Trex will award the winning school a bench made of the materials that they helped collect. All participating schools will receive a participation award and the knowledge that they have helped their planet. 

“It sounds corny, but I feel like the biggest prize is the one of feeling like you’re doing something to help the environment.  Like I always tell people, every little thing counts,” Hoefer said.

The program collects all types of plastic waste, not just plastic bags. This includes bubble wrap, shipping bags, newspaper sleeves, plastic bottles, and that ziplock your lunch was in. If its plastic, the program will accept it. The only stipulation is that it must be clean. So take the extra two seconds and rinse it out with water.

“I can’t accept, for example, the dirty greasy ziplock bag that your potato chips were in.  That kind of thing would need to be wiped with a cloth and dried before bringing in (also easy),” Hoefer said.

If any students are still unsure over what materials can be donated, Ms. Hoefer is giving away magnets with the materials that can be recycled listed on them. 

“It’s good to have that reminder on your fridge at home.  And it would be good for me not to have upwards of 300 magnets sitting on my work desk at school,” Hoefer said.

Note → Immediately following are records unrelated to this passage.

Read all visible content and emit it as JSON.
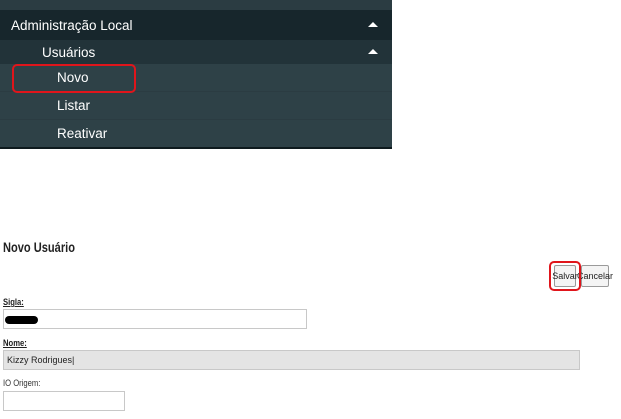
{
  "menu": {
    "section": "Administração Local",
    "subsection": "Usuários",
    "items": [
      {
        "label": "Novo"
      },
      {
        "label": "Listar"
      },
      {
        "label": "Reativar"
      }
    ]
  },
  "form": {
    "title": "Novo Usuário",
    "buttons": {
      "save": "Salvar",
      "cancel": "Cancelar"
    },
    "fields": {
      "sigla": {
        "label": "Sigla:",
        "value": ""
      },
      "nome": {
        "label": "Nome:",
        "value": "Kizzy Rodrigues|"
      },
      "io_origem": {
        "label": "IO Origem:",
        "value": ""
      }
    }
  },
  "colors": {
    "menu_background": "#2b3c42",
    "menu_header": "#17262c",
    "highlight": "#e0151b"
  }
}
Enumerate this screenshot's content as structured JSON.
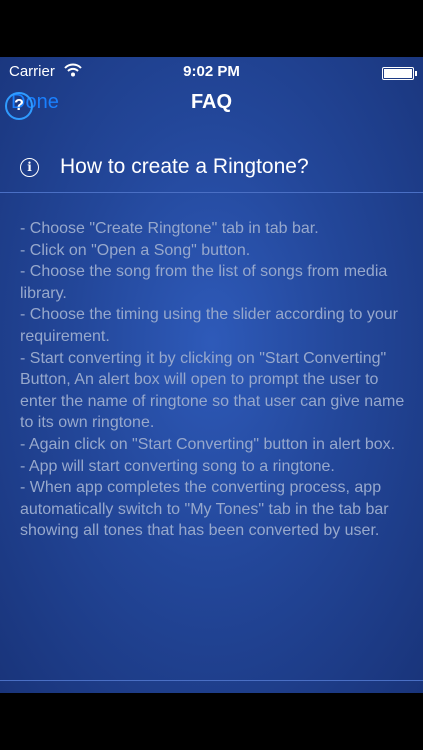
{
  "status": {
    "carrier": "Carrier",
    "time": "9:02 PM"
  },
  "nav": {
    "done": "Done",
    "title": "FAQ"
  },
  "faq": {
    "question": "How to create a Ringtone?",
    "answer": [
      "- Choose \"Create Ringtone\" tab in tab bar.",
      "- Click on \"Open a Song\" button.",
      "- Choose the song from the list of songs from media library.",
      "- Choose the timing using the slider according to your requirement.",
      "- Start converting it by clicking on \"Start Converting\" Button, An alert box will open to prompt the user to enter the name of ringtone so that user can give name to its own ringtone.",
      "- Again click on \"Start Converting\" button in alert box.",
      "- App will start converting song to a ringtone.",
      "- When app completes the converting process, app automatically switch to \"My Tones\" tab in the tab bar showing all tones that has been converted by user."
    ]
  },
  "icons": {
    "help": "question-circle-icon",
    "info": "info-circle-icon",
    "wifi": "wifi-icon",
    "battery": "battery-icon"
  },
  "colors": {
    "accent": "#1a80ff",
    "background": "#23479a",
    "answer_text": "#97a8cc"
  }
}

There are drop off locations in the school where students can leave the plastic that they have gathered.

“There are boxes in three locations in the school.  One is in my room (Y200), one in the teacher mailroom, and one in Frau Wolpert’s room,” Hoefer said.

This challenge is a great way for students to realize the amount of plastic waste in their everyday lives and how easy it is to recycle it instead of throwing it in the trash.

“As a society, the best thing that we can do is reduce the amount of waste we produce.  However, the waste that we already have isn’t going anywhere any time soon, so if there is a way to recycle, then why not do it,” Hoefer said. “It’s easy to throw things away, but it’s equally easy to collect them and stick them in a box here at school to be recycled.”